The Australian Greens are very clearly on the record as calling for increased funding of mental health research. Indeed after having spoken to Dr Kulkarni and being very impressed with the proposal which she brought to me in relation to a national institute of mental illness research, which would look at coordinating the often wonderful, exciting research which is happening in different institutions across Australia, with a need to coordinate that the Australian Greens developed comprehensive and thorough policy to support more mental health research that we took to the 2013 federal election having had it costed by the Parliamentary Budget Office. We did that on the basis that we understood that there is a desperate need for the development of new treatments which offer hope particularly for people who live with chronic and debilitating illnesses like schizophrenia, bipolar disorder and schizoaffective disorder. We need the development of new treatments for mental illness. Similarly for people who experience chronic depression, GPs and specialists need strongly to have tools in their tool kit which can offer people hope when they come to get the assistance they need.
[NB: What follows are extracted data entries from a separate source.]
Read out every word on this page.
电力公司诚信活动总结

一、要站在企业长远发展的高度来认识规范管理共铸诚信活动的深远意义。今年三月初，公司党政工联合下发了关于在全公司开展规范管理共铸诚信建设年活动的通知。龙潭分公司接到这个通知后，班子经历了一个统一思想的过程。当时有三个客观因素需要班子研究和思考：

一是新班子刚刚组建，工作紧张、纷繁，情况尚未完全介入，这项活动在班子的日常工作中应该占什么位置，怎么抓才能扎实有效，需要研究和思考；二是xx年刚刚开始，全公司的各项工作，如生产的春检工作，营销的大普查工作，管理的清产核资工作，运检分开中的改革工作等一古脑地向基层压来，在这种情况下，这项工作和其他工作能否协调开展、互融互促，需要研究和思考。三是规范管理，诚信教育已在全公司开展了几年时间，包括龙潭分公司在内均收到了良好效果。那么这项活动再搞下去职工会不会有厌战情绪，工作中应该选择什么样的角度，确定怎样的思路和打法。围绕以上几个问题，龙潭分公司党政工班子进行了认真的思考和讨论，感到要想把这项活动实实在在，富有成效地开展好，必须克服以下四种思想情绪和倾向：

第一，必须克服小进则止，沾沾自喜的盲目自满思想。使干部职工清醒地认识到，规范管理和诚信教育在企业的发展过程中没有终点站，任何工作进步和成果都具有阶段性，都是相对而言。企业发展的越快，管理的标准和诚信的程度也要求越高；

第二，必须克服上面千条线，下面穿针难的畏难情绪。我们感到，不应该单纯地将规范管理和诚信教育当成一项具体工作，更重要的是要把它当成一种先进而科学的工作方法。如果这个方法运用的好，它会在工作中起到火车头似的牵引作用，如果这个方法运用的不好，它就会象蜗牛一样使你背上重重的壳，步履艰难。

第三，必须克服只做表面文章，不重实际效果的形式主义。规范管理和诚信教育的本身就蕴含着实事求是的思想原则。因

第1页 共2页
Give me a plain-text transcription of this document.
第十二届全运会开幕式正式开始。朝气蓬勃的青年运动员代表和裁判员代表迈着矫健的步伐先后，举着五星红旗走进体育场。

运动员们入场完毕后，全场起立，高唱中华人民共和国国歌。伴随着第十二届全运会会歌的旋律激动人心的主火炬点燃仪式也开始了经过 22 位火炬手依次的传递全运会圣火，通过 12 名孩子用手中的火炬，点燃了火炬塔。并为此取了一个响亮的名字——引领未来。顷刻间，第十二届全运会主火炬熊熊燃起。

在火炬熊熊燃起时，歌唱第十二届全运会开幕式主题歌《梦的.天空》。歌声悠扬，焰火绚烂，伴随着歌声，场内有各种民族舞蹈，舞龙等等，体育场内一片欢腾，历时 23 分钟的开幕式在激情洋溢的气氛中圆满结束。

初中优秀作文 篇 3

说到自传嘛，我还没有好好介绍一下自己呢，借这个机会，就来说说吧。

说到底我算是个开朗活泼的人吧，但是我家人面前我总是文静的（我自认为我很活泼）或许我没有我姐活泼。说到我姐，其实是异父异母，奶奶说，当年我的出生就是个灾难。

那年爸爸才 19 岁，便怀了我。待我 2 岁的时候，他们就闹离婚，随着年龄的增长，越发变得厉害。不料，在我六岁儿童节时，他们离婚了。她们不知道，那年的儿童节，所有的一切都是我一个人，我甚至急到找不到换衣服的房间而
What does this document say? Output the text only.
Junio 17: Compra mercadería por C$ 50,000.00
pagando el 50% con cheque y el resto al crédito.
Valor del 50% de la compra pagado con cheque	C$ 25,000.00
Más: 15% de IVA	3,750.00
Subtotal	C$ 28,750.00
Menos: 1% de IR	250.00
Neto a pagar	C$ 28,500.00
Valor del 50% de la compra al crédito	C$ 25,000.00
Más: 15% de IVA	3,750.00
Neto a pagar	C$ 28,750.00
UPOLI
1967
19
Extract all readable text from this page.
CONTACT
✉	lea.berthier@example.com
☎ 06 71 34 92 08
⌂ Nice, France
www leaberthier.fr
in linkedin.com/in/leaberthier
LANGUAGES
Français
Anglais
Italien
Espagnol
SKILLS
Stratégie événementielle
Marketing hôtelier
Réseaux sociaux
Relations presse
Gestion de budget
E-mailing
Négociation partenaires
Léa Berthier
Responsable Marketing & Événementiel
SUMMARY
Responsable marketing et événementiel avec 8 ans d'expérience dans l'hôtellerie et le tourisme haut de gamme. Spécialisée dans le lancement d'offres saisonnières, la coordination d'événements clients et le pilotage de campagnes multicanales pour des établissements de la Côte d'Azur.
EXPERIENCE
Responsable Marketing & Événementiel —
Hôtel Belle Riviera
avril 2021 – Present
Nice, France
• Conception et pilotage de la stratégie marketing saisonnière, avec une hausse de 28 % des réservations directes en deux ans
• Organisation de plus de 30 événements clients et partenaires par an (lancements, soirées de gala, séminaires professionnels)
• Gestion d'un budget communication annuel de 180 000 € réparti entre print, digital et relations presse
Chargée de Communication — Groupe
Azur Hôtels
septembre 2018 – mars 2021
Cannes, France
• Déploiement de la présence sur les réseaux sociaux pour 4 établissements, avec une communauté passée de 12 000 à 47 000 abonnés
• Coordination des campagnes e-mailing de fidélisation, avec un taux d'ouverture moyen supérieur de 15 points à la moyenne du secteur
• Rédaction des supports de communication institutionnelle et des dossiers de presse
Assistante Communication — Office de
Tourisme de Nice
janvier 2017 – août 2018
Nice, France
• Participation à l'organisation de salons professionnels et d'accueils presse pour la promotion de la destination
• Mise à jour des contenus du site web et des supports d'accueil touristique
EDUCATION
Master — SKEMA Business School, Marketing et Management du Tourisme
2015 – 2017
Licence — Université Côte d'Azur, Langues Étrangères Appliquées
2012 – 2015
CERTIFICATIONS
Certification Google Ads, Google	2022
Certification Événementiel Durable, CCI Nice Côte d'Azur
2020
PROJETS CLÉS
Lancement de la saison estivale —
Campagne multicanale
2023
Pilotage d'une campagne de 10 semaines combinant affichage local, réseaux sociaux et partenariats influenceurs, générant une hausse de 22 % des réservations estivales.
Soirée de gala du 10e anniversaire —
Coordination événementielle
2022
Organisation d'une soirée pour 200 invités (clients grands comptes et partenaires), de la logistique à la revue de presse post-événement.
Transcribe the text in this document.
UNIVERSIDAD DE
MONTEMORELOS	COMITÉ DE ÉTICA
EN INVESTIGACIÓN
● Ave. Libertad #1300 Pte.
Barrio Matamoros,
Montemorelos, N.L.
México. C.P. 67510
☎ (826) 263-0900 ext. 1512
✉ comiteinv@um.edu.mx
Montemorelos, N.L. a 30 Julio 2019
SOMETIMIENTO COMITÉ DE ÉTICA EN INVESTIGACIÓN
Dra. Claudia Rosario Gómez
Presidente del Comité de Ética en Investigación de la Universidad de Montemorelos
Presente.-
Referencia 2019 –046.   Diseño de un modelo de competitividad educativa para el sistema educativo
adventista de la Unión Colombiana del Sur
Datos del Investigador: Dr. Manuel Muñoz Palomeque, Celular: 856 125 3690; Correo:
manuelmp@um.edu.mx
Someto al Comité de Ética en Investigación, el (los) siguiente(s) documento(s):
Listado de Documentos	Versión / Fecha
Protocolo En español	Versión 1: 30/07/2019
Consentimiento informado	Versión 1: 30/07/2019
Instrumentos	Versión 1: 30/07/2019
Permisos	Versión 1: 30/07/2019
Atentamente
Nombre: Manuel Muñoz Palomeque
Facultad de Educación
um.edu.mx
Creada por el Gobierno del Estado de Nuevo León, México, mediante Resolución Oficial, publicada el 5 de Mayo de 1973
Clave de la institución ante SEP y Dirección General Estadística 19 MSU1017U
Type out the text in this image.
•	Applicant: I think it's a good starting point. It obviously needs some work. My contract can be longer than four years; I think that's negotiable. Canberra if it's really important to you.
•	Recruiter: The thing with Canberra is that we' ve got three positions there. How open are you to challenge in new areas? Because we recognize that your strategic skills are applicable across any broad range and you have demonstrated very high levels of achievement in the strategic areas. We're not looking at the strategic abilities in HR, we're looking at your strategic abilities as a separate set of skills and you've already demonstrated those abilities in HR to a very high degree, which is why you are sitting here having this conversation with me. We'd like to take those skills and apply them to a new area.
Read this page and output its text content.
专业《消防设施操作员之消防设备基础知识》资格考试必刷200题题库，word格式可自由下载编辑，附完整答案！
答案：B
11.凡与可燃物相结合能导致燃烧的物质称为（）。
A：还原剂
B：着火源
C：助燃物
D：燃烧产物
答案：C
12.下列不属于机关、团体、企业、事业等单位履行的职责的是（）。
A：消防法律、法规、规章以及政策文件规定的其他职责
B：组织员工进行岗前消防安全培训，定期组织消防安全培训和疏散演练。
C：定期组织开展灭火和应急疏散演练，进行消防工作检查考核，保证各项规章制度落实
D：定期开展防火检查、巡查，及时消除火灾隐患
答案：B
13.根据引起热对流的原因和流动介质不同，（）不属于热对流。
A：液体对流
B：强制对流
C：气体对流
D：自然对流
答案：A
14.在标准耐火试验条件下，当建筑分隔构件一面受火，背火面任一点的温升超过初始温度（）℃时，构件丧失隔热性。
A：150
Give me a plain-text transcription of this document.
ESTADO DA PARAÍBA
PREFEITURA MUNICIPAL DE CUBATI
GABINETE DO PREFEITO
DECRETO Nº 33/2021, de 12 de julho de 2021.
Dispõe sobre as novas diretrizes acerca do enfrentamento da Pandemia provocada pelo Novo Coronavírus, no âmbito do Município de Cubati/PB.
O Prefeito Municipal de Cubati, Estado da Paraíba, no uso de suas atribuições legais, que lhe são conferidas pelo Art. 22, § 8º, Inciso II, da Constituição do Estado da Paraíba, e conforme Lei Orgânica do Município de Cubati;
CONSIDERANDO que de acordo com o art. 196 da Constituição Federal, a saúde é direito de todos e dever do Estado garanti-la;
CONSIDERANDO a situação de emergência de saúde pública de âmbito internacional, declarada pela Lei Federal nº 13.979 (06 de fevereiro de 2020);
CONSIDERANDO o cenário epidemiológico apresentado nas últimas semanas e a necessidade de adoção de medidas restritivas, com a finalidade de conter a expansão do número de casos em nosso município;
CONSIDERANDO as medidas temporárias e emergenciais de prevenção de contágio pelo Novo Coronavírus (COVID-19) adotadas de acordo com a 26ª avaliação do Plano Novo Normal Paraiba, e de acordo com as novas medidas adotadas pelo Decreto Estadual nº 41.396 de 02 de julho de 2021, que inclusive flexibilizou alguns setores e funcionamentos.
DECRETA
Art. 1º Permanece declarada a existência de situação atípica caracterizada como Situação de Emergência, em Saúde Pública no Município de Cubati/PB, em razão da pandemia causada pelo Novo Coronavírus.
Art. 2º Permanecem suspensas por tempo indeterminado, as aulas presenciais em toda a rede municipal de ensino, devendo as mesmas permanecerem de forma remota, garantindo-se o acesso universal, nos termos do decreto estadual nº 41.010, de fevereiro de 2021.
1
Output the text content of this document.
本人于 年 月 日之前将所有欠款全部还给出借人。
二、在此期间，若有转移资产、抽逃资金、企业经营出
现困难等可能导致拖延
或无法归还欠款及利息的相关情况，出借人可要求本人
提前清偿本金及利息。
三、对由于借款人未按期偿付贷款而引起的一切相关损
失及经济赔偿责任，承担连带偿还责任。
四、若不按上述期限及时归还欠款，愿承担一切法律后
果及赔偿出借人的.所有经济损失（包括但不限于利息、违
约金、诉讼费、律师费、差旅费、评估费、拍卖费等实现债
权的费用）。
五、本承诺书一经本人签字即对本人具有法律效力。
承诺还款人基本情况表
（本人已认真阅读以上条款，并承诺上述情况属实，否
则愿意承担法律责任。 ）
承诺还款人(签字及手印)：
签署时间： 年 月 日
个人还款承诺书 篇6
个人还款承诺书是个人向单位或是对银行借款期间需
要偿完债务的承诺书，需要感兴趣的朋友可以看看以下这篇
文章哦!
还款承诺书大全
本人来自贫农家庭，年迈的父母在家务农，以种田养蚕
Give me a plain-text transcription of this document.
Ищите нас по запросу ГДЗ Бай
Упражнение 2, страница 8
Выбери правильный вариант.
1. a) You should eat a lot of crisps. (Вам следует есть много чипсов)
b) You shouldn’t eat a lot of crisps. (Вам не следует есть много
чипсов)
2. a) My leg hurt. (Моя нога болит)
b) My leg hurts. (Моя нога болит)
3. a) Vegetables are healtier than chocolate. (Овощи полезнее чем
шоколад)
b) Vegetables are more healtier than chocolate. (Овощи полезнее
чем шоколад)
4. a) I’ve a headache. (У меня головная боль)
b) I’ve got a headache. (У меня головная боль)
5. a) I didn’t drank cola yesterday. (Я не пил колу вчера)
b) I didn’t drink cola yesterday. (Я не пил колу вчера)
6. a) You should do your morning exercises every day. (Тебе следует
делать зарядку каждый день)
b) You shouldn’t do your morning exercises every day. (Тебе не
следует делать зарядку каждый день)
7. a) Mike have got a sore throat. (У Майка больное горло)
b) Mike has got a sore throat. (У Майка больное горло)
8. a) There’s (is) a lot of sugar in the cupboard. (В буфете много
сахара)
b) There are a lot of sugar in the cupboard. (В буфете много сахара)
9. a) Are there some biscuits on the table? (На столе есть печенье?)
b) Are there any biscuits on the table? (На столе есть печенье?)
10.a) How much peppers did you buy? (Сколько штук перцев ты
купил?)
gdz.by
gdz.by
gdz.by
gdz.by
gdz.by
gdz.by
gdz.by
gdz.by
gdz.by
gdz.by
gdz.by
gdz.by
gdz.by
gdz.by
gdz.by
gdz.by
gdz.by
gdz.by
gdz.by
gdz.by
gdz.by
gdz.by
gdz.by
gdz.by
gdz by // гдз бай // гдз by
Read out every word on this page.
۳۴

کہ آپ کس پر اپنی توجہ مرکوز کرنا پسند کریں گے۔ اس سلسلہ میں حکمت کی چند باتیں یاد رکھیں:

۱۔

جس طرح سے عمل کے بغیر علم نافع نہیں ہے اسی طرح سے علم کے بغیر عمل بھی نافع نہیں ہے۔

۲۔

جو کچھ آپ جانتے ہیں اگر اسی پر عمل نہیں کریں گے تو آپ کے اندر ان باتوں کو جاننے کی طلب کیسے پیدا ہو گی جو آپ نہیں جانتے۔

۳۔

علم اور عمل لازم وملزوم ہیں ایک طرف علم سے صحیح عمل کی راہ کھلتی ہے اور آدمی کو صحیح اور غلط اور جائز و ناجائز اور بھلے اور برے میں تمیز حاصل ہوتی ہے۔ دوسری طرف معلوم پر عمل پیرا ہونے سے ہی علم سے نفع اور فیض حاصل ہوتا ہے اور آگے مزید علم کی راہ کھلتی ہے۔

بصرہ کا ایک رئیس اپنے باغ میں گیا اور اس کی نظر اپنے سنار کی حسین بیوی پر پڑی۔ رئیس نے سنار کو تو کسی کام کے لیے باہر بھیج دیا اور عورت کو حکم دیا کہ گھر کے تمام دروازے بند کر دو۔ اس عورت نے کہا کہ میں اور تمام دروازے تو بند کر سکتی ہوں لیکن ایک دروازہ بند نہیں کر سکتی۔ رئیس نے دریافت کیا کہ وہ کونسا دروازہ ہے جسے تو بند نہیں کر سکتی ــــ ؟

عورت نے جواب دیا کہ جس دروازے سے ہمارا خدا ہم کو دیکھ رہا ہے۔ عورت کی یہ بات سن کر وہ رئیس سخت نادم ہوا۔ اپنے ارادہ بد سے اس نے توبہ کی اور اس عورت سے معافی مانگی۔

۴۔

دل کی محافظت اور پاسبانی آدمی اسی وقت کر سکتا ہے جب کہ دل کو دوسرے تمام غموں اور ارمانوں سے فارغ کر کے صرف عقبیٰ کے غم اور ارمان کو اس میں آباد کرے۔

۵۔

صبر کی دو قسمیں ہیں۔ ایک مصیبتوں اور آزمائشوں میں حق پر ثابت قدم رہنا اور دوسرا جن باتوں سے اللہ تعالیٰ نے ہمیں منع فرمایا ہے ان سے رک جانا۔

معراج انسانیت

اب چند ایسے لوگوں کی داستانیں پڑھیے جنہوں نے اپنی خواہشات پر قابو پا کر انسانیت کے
On the basis of knowing that mental illness is the third highest cause of disability and premature death in Australia and does already cost the Australian community billions of dollars, how can we argue with the idea that investing properly in appropriate research and translational research and treatments would not be a good reward or good down-payment on that investment? The Australian Greens came up with a proposal to invest $150 million over three years to establish a national institute for mental illness research as an overarching, supervisory body for mental illness research in Australia. It was based on the well-thought-through proposal and that is still there. We are not talking about that today. We do not have the option to be promoting that but I hope I have made the case for much more dedicated and significant funding for mental ill health and mental illness in terms of the medical funding of research generally.

The Greens will be supporting this bill but I will be putting in a particular plug that when decisions are being made about which research should be funded that mental health stops being a Cinderella area and gets the priority it deserves.